CAN YOU NAME THE ENGINE?


| September/October 1967



Unidentified Engine

Courtesy of W. J. Eshelman, 722 East End Ave., Lancaster, Penna. 17602 (See Story)

W. J. Eshelman

722 East End Ave., Lancaster, Penna. 17602

On one of my business calls, I happened to see an ancient postcard sticking on the wall of a dealers Office. Needless to say both had been there for some years. I obtained the loan of this card to have a negative made for reproduction, which I am forwarding to you with this little story.

The picture is that of Henry R. Longenecker, a pioneer dealer of Rheems, Lancaster County, Pennsylvania and a gasoline traction engine of a long forgotten make. Mr. Longenecker was born in 1876 and grew to manhood at the opening of the gasoline engine era, but started business with a franchise for 'Brown' buggies and carriages. Later, he became one of the first custom operators in the area by filling silos and shredding fodder.

About 1905, he opened a shop at Rheems, which he later enlarged and entered the automobile era. In the days of fabric tires, he drove his intended bride to Lancaster to purchase a marriag license and had two flat tires in a distance of about twenty miles.

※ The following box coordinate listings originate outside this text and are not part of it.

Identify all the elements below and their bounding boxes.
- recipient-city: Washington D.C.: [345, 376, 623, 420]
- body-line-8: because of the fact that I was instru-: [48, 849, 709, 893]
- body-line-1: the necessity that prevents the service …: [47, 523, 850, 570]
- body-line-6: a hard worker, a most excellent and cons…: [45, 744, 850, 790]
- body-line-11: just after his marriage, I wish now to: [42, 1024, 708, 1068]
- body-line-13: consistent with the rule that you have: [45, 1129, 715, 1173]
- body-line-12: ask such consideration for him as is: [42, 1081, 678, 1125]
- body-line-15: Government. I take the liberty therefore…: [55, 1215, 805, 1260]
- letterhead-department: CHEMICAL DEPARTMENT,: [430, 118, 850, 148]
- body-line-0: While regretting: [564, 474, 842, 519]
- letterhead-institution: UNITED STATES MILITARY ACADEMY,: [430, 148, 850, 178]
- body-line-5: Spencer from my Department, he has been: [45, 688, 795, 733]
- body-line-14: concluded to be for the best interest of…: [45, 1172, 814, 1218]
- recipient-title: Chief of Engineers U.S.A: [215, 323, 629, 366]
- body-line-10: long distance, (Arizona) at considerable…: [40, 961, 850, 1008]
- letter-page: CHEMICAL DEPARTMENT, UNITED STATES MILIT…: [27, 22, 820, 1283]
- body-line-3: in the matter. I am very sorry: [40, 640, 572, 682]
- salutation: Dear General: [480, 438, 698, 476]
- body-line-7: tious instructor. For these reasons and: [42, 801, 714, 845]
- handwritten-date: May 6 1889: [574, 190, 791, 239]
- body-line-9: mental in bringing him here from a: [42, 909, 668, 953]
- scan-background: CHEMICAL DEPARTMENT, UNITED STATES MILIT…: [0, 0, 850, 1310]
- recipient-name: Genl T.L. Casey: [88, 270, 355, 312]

Manufactures at that time did not have iron clad contracts or were they too interested as to the number of lines a dealer handled and this dealer sold the desired make of the customer. The automobiles included Brush, Lambert, Patterson and White. As to gasoline engines, he sold Advance, Rumely, New Holland, Witte and Alamo engines and electric light plants. One of his early engines was perhaps an Advance or Rumely with a four cylinder engine (I don't vouch for this) but in any event it had a single rear wheel drive, with a V belt made of wood blocks, much in the same manner as the Westinghouse steam engine and this drive apparently left much to be desired.

Mr. Longenecker once had his leg broken by an automobile he was cranking and walked lame the balance of his life. He died in 1946.